Dear Mr. Berko: Gerald Friedman is a distinguished economist who initially wanted to be a psychiatrist. He says that under Bernie Sanders’ platform, in five years, U.S. median income would increase by $22,000, and 26 million new jobs would be created. He says that the unemployment rate would fall to 3.3 percent and that the economy would grow by 5.3 percent annually. This is a no-brainer. We should listen to our economists rather than our politicians. All my friends and I agree. All the presidential candidates should wake up and listen to experts such as Professor Friedman.
— L.O., Buffalo, N.Y.
Dear L.O.: Please be careful when following the masses; oftentimes the “m” is silent.
Economics is the most useless profession in the universe. And Jerry Friedman, a Harvard Ph.D., is a bleeping flake who hasn’t held a real job in 40 years. I know more about what makes this economy tick than Jerry will ever know, and I can teach it better, too.
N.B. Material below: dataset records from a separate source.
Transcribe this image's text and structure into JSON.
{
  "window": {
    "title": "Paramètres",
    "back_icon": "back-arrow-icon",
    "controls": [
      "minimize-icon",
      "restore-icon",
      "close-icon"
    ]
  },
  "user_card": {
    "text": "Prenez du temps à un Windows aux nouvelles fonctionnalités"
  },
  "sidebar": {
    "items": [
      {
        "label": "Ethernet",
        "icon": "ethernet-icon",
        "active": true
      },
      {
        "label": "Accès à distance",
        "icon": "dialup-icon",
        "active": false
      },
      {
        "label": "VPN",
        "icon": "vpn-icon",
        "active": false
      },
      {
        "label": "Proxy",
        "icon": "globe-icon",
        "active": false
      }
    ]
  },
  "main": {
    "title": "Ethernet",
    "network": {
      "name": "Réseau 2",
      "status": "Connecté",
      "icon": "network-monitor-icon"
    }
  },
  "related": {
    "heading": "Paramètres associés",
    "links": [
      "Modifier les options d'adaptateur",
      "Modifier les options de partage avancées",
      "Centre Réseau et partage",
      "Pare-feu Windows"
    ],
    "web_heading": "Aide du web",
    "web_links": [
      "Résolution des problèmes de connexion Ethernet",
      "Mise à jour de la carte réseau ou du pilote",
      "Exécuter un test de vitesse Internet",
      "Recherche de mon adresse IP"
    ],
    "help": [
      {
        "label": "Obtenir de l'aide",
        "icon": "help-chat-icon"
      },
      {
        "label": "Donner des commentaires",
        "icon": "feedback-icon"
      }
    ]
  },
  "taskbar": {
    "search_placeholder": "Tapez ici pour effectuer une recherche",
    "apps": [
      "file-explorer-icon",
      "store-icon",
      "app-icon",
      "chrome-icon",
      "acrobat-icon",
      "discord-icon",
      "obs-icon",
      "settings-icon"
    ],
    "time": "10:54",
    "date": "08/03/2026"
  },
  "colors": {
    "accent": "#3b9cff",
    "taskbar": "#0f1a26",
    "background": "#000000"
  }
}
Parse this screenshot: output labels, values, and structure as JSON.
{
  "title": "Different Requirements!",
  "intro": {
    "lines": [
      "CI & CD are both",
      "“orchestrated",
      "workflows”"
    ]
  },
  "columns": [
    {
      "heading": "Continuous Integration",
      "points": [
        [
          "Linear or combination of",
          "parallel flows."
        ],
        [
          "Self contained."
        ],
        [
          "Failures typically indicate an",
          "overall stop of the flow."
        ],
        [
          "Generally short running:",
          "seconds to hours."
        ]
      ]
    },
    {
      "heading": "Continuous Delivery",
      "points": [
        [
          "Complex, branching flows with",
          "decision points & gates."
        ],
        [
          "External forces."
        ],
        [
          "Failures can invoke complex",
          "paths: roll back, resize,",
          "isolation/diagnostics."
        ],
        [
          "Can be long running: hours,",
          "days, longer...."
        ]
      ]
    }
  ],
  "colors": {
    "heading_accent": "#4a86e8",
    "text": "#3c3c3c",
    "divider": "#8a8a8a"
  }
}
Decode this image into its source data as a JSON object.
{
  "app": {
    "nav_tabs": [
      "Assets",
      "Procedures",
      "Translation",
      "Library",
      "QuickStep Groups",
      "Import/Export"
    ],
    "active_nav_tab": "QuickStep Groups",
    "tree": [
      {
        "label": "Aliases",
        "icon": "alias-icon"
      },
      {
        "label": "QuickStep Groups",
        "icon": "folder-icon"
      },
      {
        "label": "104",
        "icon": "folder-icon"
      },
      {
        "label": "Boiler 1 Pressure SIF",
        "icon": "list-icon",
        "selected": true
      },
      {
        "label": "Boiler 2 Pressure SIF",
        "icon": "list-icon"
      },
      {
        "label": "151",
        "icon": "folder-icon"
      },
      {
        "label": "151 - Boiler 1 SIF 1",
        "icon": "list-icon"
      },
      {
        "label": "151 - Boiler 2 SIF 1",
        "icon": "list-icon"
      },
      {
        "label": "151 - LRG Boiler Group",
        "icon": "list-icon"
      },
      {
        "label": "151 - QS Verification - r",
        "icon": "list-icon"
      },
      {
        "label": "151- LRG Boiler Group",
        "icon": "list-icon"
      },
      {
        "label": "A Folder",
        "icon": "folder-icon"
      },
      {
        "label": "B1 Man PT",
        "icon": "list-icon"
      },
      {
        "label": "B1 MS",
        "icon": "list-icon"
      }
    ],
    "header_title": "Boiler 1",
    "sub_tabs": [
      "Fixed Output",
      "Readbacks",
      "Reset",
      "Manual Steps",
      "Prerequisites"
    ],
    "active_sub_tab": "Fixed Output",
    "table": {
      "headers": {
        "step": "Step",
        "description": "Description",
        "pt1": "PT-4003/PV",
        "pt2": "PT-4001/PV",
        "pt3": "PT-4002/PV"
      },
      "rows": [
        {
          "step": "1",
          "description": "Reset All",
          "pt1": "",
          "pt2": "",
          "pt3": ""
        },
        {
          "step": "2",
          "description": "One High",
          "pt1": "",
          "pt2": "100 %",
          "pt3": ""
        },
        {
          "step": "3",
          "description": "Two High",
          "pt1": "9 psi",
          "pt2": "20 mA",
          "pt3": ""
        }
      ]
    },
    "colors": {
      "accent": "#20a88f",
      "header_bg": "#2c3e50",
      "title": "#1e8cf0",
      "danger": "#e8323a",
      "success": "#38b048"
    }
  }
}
I earned my economics degree sweating in the trenches and getting down on my knees in the dirt to bring home a paycheck. Though I never doubted that I’d make it, there were despairing times, and those times were superb teaching moments that few bloody academics can understand. I doubt that Jerry, with his impeccable white-shoe credentials, can identify with that. His numbers are dysfunctional fantasy and polluted drivel, published purely for political consumption. Except for Joseph Schumpeter, who developed the concept of creative destruction, I have little respect for economists, including Alan “The Mumbler” Greenspan, who headed the Federal Reserve from 1987 to 2006 and really screwed the pooch.
It makes sense that many economists initially wanted to be psychiatrists and that many psychiatrists really wanted to become economists. There’s little difference between the two. They both study human behavior. Both are born of human parents and can declare themselves male, female or hermaphroditic. Both had difficult parenting in their formative years, were alien to their peers and had unhappy childhoods that, years later, determined their choice of profession. That is why each profession has so many screwballs who can’t agree on anything. The psychiatrist evaluates and tinkers with the balance sheet of our minds, whereas the economist evaluates and tinkers with the balance sheet of our economy. And the latter does a stinky job. Consider the 21 percent interest rates and the advice of Greenspan that nearly bankrupted the economy. Candidly, I’ve never met a more insipid, dreary, colorless, droll, unstimulating group of people who are paid handsomely for advice that’s seldom worth a tinker’s dam.